As Brazilians erupted in protest last week, filmmaker Carla Dauden posted a short video Monday explaining that preparations for the 2014 World Cup were draining her country of money that should be spent on the well-being of its people.
The international soccer tournament is expected to cost the Brazilian people $30 billion, more than the last three World Cups added together, Dauden says. This in a nation where illiteracy can reach 21 percent, 13 million people are underfed every day and many people die because of poor access to medical services.

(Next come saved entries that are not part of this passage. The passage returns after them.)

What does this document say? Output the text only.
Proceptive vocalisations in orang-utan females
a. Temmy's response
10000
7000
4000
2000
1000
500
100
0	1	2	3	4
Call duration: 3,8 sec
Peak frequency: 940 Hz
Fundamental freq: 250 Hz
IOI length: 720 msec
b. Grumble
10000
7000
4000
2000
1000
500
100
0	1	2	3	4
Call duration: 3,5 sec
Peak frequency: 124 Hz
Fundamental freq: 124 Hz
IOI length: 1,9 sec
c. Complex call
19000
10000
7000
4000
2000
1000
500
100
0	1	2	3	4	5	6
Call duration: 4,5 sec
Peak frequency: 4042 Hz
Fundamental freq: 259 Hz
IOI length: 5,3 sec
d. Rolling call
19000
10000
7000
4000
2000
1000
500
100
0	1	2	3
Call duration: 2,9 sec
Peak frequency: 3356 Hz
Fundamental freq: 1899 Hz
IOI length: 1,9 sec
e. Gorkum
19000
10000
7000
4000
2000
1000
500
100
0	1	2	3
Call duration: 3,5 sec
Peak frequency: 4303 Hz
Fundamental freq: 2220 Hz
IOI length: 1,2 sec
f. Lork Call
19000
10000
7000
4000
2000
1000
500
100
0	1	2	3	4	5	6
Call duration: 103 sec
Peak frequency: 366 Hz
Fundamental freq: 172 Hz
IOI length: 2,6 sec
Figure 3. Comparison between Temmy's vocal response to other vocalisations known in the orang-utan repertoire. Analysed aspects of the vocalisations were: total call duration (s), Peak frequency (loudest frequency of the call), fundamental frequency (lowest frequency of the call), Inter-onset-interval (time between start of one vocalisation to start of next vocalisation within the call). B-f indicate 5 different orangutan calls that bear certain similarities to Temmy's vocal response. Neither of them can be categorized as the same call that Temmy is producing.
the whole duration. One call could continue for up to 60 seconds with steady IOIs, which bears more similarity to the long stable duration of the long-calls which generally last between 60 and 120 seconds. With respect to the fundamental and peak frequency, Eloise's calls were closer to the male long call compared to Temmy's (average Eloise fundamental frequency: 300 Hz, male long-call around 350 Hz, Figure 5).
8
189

Brazilian officials say the tournament and the Summer Olympics, which are due to be held in Rio de Janeiro in 2016, can provide the incentive the country needs to improve itself. “What?” Dauden asks. Why does a society need an incentive to spend tax dollars, which it collects from the people, on the people’s welfare? She explains that most of the Brazilians’ money will go to FIFA, the international soccer association, whereas money from tourists and investors will go to the owners of shops and businesses—people who already have money.
Additionally, police are going into the slums to forcibly remove gangs that are destined to return. Others are being kicked out of their houses to make space for the sporting events, Dauden notes.
The filmmaker is unambiguous about what Brazil requires. “We do not need stadiums. We need education. We do not need Brazil to look better for the world. We need our people to have food and health. We do not need more parties. We need people with jobs and a sustainable way of living.
“It is proven by all of the [money] we are now spending that we have more than enough money to change the situation,” she continues. “Or that at least we had it, until the World Cup and the Olympics.”